Austin Frakt argues that really, it's not so bad:

What isn't clear is how big a problem this really is. Massachusetts has about 6.6 million residents, of which roughly 6.4 million are insured. So, the number gaming the system is less than one-third of one percent of the insured. They'd have to account for over three times the average health care costs in order to raise average premiums by one percent.

The Globe article says the gaming problem is a $300 million issue or $47 per insured individual. Since a typical insurance premium is in the $5,000 range for an individual, this is not far off from a one percent increase. So, my thinking in the prior paragraph may not be far off.

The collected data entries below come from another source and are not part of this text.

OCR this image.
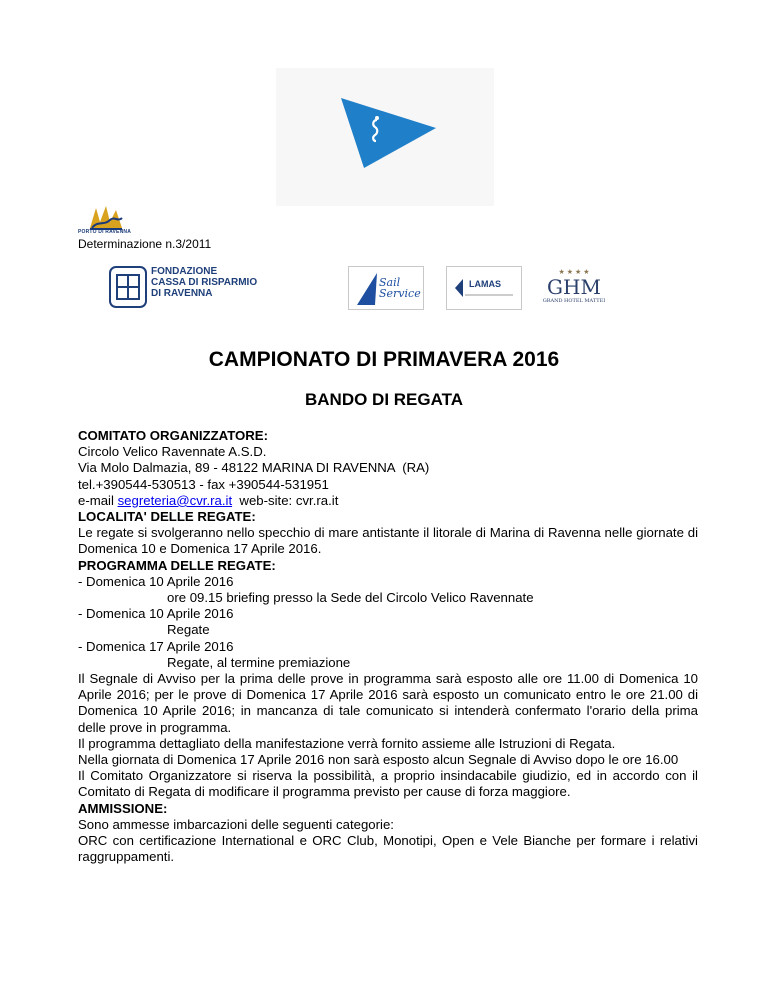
PORTO DI RAVENNA
Determinazione n.3/2011
FONDAZIONE
CASSA DI RISPARMIO
DI RAVENNA
Sail
Service
LAMAS
★ ★ ★ ★
GHM
GRAND HOTEL MATTEI
CAMPIONATO DI PRIMAVERA 2016
BANDO DI REGATA

COMITATO ORGANIZZATORE:

Circolo Velico Ravennate A.S.D.

Via Molo Dalmazia, 89 - 48122 MARINA DI RAVENNA  (RA)

tel.+390544-530513 - fax +390544-531951

e-mail segreteria@cvr.ra.it  web-site: cvr.ra.it

LOCALITA' DELLE REGATE:

Le regate si svolgeranno nello specchio di mare antistante il litorale di Marina di Ravenna nelle giornate di Domenica 10 e Domenica 17 Aprile 2016.

PROGRAMMA DELLE REGATE:

- Domenica 10 Aprile 2016

ore 09.15 briefing presso la Sede del Circolo Velico Ravennate

- Domenica 10 Aprile 2016

Regate

- Domenica 17 Aprile 2016

Regate, al termine premiazione

Il Segnale di Avviso per la prima delle prove in programma sarà esposto alle ore 11.00 di Domenica 10 Aprile 2016; per le prove di Domenica 17 Aprile 2016 sarà esposto un comunicato entro le ore 21.00 di Domenica 10 Aprile 2016; in mancanza di tale comunicato si intenderà confermato l'orario della prima delle prove in programma.

Il programma dettagliato della manifestazione verrà fornito assieme alle Istruzioni di Regata.

Nella giornata di Domenica 17 Aprile 2016 non sarà esposto alcun Segnale di Avviso dopo le ore 16.00

Il Comitato Organizzatore si riserva la possibilità, a proprio insindacabile giudizio, ed in accordo con il Comitato di Regata di modificare il programma previsto per cause di forza maggiore.

AMMISSIONE:

Sono ammesse imbarcazioni delle seguenti categorie:

ORC con certificazione International e ORC Club, Monotipi, Open e Vele Bianche per formare i relativi raggruppamenti.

I'm not suggesting we should ignore this issue because it results in a small increase in premiums. We should pay attention because it's the best prediction we have of what may occur nationally. But if one throws in enrollment period limitations maybe it largely goes away. We shall see.

Open enrollment may fix it, as he says.  But if it doesn't, this doesn't seem like a small problem to me.  1% of health care costs is not a small increase.  Moreover, there's no particular reason to think that it will remain at 1%.  These sorts of regulatory responses to not emerge full-blown from the head of Zeus on the day that the regulation is passed; rather, the problem mounts over time.  People figure out that they can do it--and then they pass the tip on to other people. 

The more people you know who are gaming the system, the more likely you are to engage in the behavior itself, both because it becomes more socially acceptable, and because humans are herd animals--when we see a bunch of people taking a risk and getting away with it, the behavior seems safer.  And the fact is that going without insurance is, for most people, a pretty safe bet--most people will not get sick most months, especially if they're young.  Unless you happen to come across a rare instance where someone gets expensively ill when it's five months to go before open enrollment, you're likely to get the message that this is a good idea.

So while it's possible that the new rules will fix the problem, it's also possible that the problem will get a lot worse.  Obviously, I wasn't so hot on the new program before, but watching the desperate, flailing attempts to patch a Massachusetts system that's only a few years old is making me even less excited about 2014.